Directed By: John Farrow
Starring: Boris Karloff, Beverly Roberts, Ricardo Cortez
Tag line: "He'll kill you on a moment's notice!"
Trivia: Some of the sets used for this movie were left over from 1936's The Charge of the Light Brigade
Any day I watch a Boris Karloff film is a good one, and even though he’s absent for the first 20 minutes or so of 1937’s West of Shanghai, he still manages to dominate the screen, delivering what may be the weirdest performance of his career.
Eager to swing a deal that would partner his company with a large oil field in North China, Gordon Creed (Ricardo Cortez), a salesman working abroad, hops a train heading in that direction. To his surprise, a rival oil man, Myron Galt (Douglas Wood) and his daughter Lola (Sheila Bromley) are also on the train, traveling to the same locale. After having dinner together, the three head to the railroad car that Creed is sharing with General Chow Fu Shan (Vladimir Sokoloff), the top man in the Chinese army. As Creed and his guests chat the night away, the lights suddenly go out, and when they come back on, the trio realizes General Fu Shan (who was sleeping) has been stabbed in the back, and is dead. The local police, who are investigating the incident, question Creed, Galt, and Lola, all of whom are cleared of any wrongdoing, but it’s a nerve-racking start to their journey all the same.

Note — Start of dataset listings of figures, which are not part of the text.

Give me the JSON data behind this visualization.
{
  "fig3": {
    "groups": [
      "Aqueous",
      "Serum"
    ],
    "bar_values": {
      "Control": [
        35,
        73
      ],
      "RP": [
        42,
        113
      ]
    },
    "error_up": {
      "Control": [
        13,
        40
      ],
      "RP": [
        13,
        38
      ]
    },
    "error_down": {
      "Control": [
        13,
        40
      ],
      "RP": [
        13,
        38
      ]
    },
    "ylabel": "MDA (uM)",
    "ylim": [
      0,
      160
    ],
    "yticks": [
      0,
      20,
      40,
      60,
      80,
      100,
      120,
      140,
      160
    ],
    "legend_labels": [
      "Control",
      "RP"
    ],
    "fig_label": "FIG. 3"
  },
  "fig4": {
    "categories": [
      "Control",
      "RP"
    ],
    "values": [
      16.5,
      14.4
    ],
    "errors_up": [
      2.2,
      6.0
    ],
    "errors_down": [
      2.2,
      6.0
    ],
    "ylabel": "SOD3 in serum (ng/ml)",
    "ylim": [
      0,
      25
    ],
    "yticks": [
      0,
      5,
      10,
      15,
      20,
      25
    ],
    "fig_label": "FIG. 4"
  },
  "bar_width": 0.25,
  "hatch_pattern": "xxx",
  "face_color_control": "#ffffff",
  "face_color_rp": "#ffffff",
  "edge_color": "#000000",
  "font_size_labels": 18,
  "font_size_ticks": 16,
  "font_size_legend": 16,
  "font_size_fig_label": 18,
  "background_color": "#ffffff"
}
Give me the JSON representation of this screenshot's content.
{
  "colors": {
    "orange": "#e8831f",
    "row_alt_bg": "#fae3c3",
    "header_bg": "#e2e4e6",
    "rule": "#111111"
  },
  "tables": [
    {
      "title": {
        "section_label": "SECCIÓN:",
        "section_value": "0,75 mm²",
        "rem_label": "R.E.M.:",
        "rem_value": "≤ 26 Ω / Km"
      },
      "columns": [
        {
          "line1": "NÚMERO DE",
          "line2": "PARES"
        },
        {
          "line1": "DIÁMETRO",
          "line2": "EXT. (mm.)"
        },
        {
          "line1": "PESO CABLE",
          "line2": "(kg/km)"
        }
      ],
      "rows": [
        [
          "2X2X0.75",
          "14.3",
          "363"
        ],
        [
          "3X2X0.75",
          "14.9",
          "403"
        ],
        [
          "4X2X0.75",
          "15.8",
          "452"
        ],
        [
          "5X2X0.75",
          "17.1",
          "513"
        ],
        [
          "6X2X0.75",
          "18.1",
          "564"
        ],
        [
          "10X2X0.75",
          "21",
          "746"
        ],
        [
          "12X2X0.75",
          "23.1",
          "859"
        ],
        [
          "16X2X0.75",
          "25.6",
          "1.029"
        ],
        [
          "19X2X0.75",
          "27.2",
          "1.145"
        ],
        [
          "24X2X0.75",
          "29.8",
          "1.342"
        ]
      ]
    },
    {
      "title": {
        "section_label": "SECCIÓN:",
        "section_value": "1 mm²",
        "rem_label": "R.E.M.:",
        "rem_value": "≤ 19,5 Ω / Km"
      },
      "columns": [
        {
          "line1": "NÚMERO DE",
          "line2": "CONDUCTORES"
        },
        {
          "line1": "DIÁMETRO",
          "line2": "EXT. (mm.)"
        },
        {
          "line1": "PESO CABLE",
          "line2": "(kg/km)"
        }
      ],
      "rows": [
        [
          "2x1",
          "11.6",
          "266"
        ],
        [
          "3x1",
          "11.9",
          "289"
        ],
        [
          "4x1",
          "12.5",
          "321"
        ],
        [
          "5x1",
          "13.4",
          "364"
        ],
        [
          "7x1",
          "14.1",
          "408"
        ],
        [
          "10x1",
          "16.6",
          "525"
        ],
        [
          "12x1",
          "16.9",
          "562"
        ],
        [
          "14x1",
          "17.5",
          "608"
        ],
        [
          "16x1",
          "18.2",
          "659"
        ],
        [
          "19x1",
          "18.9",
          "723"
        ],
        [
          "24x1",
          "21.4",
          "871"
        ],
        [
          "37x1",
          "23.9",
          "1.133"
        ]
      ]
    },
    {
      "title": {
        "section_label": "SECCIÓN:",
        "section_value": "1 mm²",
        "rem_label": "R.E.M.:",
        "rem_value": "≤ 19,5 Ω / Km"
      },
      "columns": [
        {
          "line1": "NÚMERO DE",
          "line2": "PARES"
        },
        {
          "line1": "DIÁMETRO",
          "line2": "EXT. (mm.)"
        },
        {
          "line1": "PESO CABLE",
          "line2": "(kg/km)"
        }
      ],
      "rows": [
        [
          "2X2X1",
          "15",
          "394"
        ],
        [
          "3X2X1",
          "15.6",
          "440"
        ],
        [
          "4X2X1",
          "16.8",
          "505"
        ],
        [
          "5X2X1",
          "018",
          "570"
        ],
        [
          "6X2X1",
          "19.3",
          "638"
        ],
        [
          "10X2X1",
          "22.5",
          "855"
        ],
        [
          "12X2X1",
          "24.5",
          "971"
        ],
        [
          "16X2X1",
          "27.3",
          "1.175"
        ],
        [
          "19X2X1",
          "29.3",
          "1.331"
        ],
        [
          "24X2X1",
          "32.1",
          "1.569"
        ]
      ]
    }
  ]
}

Things aren’t much better at the oil field. For one, the American who runs the operation, Jim Hallet (Gordon Oliver), is in love with Creed’s estranged wife, Jane (Beverly Roberts), causing some tension between the two men. What’s more, a revolution has broken out, which allows rebel General Wu Yen Fang (Karloff), the man responsible for Gen. Chow Fu Shan’s assassination, to take control of the entire area, including the oil field. A charming, yet highly unpredictable warlord, Wu Yen Fang quickly alienates the American visitors when he attempts to seduce Jane, but a past encounter the General had with Jim Hallet might just save them all from the firing squad.
The opening scenes of West of Shanghai, before Karloff makes his grand entrance, are serviceable, though not spectacular (even the assassination of Gen. Chow isn’t much of a mystery; we watch the killer sneak on the train just before it pulls away). Fortunately, things liven up when Karloff's General Fang hits the scene. While he’s not the least bit convincing as an Asian military leader (his accent is laughable at best, and at worst, racist), Karloff is so charismatic in the role that he steals the movie right out from under his less-talented co-stars (some of the supporting performances are bad, bad, bad!). In fact, there were times throughout the picture when I was sure Karloff believed he was making a comedy (when looking over the American women, Gen. Fang insults Lola’s hair and mouth, which he says is as wide as a fish’s; and he always refers to himself in the third person, usually doing so with a bit of flair).
West of Shanghai doesn’t rank as one of Karloff’s best films, but if you want to see him camp it up a little (and do so with plenty of style), this is the movie for you.